EU wants to make Britain's exit bitter
Britain and the EU appear more bitterly divided over Brexit than at any time since the referendum, with European leaders ramping up their rhetoric after Theresa May signalled she would seek a clean break with the bloc.
The prime minister’s Conservative conference speech, in which she indicated Britain would prioritise immigration control and restore the primacy of UK law to become an “independent, sovereign nation” without full access to the single market, drew a sharp response from continental capitals.

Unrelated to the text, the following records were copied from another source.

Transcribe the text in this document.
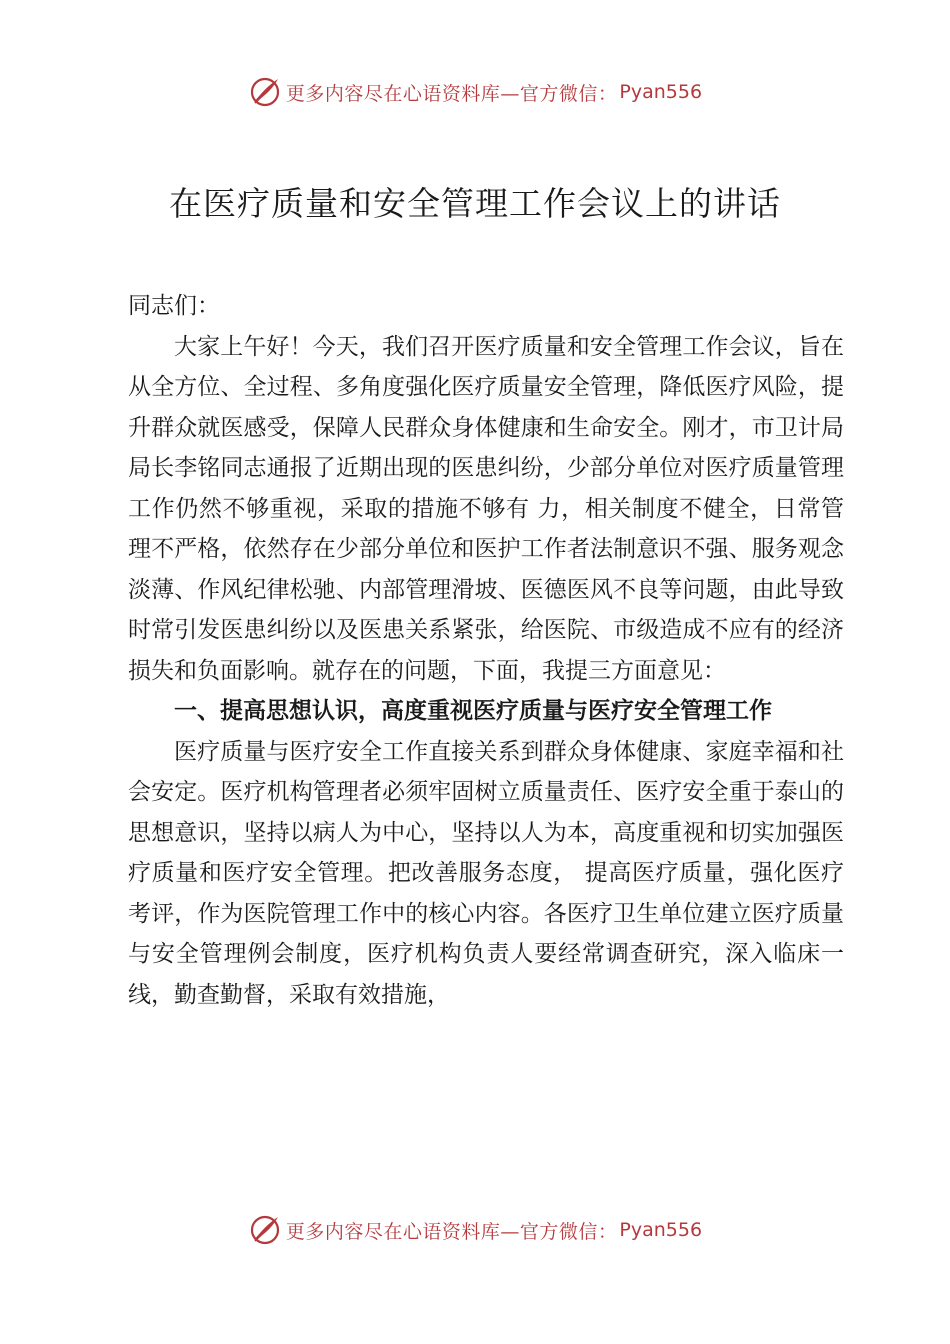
更多内容尽在心语资料库—官方微信： Pyan556
在医疗质量和安全管理工作会议上的讲话

同志们：

大家上午好！今天，我们召开医疗质量和安全管理工作会议，旨在从全方位、全过程、多角度强化医疗质量安全管理，降低医疗风险，提升群众就医感受，保障人民群众身体健康和生命安全。刚才，市卫计局局长李铭同志通报了近期出现的医患纠纷，少部分单位对医疗质量管理工作仍然不够重视，采取的措施不够有 力，相关制度不健全，日常管理不严格，依然存在少部分单位和医护工作者法制意识不强、服务观念淡薄、作风纪律松驰、内部管理滑坡、医德医风不良等问题，由此导致时常引发医患纠纷以及医患关系紧张，给医院、市级造成不应有的经济损失和负面影响。就存在的问题，下面，我提三方面意见：

一、提高思想认识，高度重视医疗质量与医疗安全管理工作

医疗质量与医疗安全工作直接关系到群众身体健康、家庭幸福和社会安定。医疗机构管理者必须牢固树立质量责任、医疗安全重于泰山的思想意识，坚持以病人为中心，坚持以人为本，高度重视和切实加强医疗质量和医疗安全管理。把改善服务态度， 提高医疗质量，强化医疗考评，作为医院管理工作中的核心内容。各医疗卫生单位建立医疗质量与安全管理例会制度，医疗机构负责人要经常调查研究，深入临床一线，勤查勤督，采取有效措施，

更多内容尽在心语资料库—官方微信： Pyan556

In Paris, François Hollande said Britain must suffer the consequences of its decision. “The UK has decided to do a Brexit. I believe even a hard Brexit,” he said. “Well, then we must go all the way through the UK’s willingness to leave the EU. We have to have this firmness.”
If not, “we would jeopardise the fundamental principles of the EU”, the French president said on Thursday night. “Other countries would want to leave the EU to get the supposed advantages without the obligations … There must be a threat, there must be a risk, there must be a price.”
Hollande’s message was underlined on Friday by the president of the European commission, Jean-Claude Juncker, who said the 27 remaining member states must not give an inch in exit negotiations. “You can’t have one foot in and one foot out,” he said. “We must be unyielding on this point.”
Britain risked “trampling everything that has been built” over six decades of European integration, he said.
In Berlin, Angela Merkel rammed home the same point. “If we don’t insist that full access to the single market is tied to complete acceptance of the four basic freedoms, then a process will spread across Europe whereby everyone does and is allowed what they want.”
Merkel called on German industry leaders to back the government’s line in Brexit talks, even if it hit their profits. “We have to make sure our interests are coherent here so that we won’t be put under pressure constantly via European industry associations to eventually allow full access to the internal market even if all freedoms aren’t respected,” she said.
The British government has yet to confirm what kind of future relationship it will seek with the EU, but the conditions set down in May’s speech – in particular migration controls on EU citizens and the insistence that Britain will no longer be under the jurisdiction of the European court of justice – effectively rule out membership of the single market.